Lucky 7
- Syracuse, New York; United States;
- Channels: Analog: 7 (VHF);
- Branding: Lucky 7

History
- First air date: April 14, 1978
- Last air date: April 16, 1978

= Lucky 7 (pirate TV station) =

Pirate television station in Syracuse, New York

Lucky 7 was a pirate television station, believed to be one of the first ever to operate in the United States, that aired for three nights in the spring of 1978 in Syracuse, New York.

==Operation==
Lucky 7 (operated by the "Renegade Broadcasting Company") aired for a total of 25 hours during the evenings of April 14–16, 1978 on VHF channel 7, an otherwise-unoccupied frequency in the Syracuse area.

Programs aired by Lucky 7 included episodes of such TV series as Star Trek and The Twilight Zone, as well as several films unavailable on broadcast television at the time.

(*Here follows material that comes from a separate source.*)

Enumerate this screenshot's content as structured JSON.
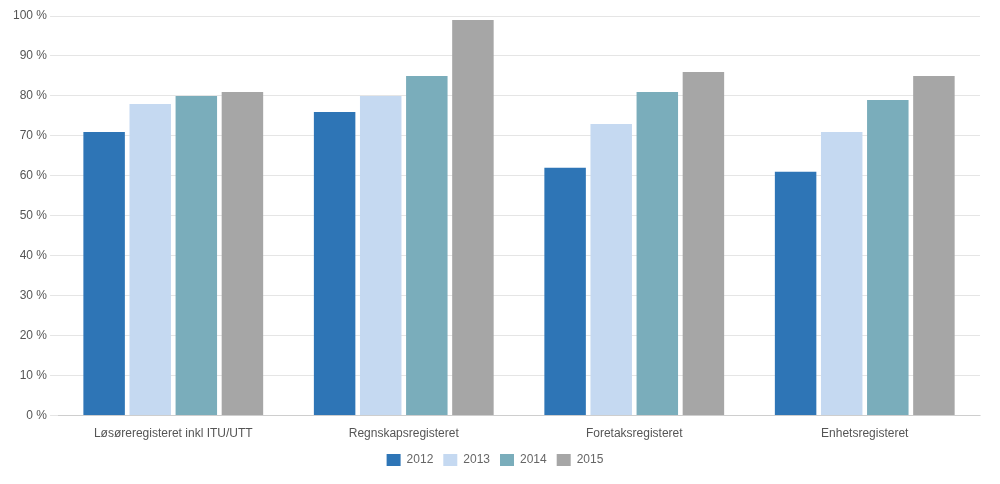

These included films such as One Flew Over the Cuckoo's Nest (1975), Rocky (1976), and Annie Hall (1977), plus pornographic fare such as Deep Throat (1972) and The Devil in Miss Jones (1973).

According to reports by the Associated Press and The New York Times, a man with a gas mask and a noose around his neck was seen onscreen occasionally, editorializing and claiming that half the TVs in the Syracuse area were able to see the broadcasts. Station identification featured a pair of dice rolled to seven, backed by female singers (reportedly from Syracuse University's Crouse Music School).

==Aftermath==
At the time of broadcast, a Federal Communications Commission engineer theorized that the broadcasters tapped into Home Box Office and other networks to acquire programming, and that the transmissions probably originated from the area surrounding Syracuse University because Lucky 7 came in strongest near the campus. Subsequent speculation is that Lucky 7 was the brainchild of students from the Newhouse School of Communications with the assistance of nearby SUNY Morrisville journalism program students, who used equipment normally available for closed circuit broadcasts on channel 7 on the University's cable system, and transmitted the over-air signal using a standard VHF reception antenna.

A contemporary article in The Daily Orange, the Syracuse University student newspaper, reported that Lucky 7 accomplished the broadcasts by "attaching an RF modulator to a videotape recorder and intensifying the [...] signal with an old guitar amplifier". The report also noted that the transmissions "reportedly came from the Thornden Park area", and that "anywhere from two to 25 people were involved in the project". The article quoted one of the programmers as saying they were going "way underground", adding "It started as an experiment. It backfired enormously [...] We got nervous when we saw it was making a big splash."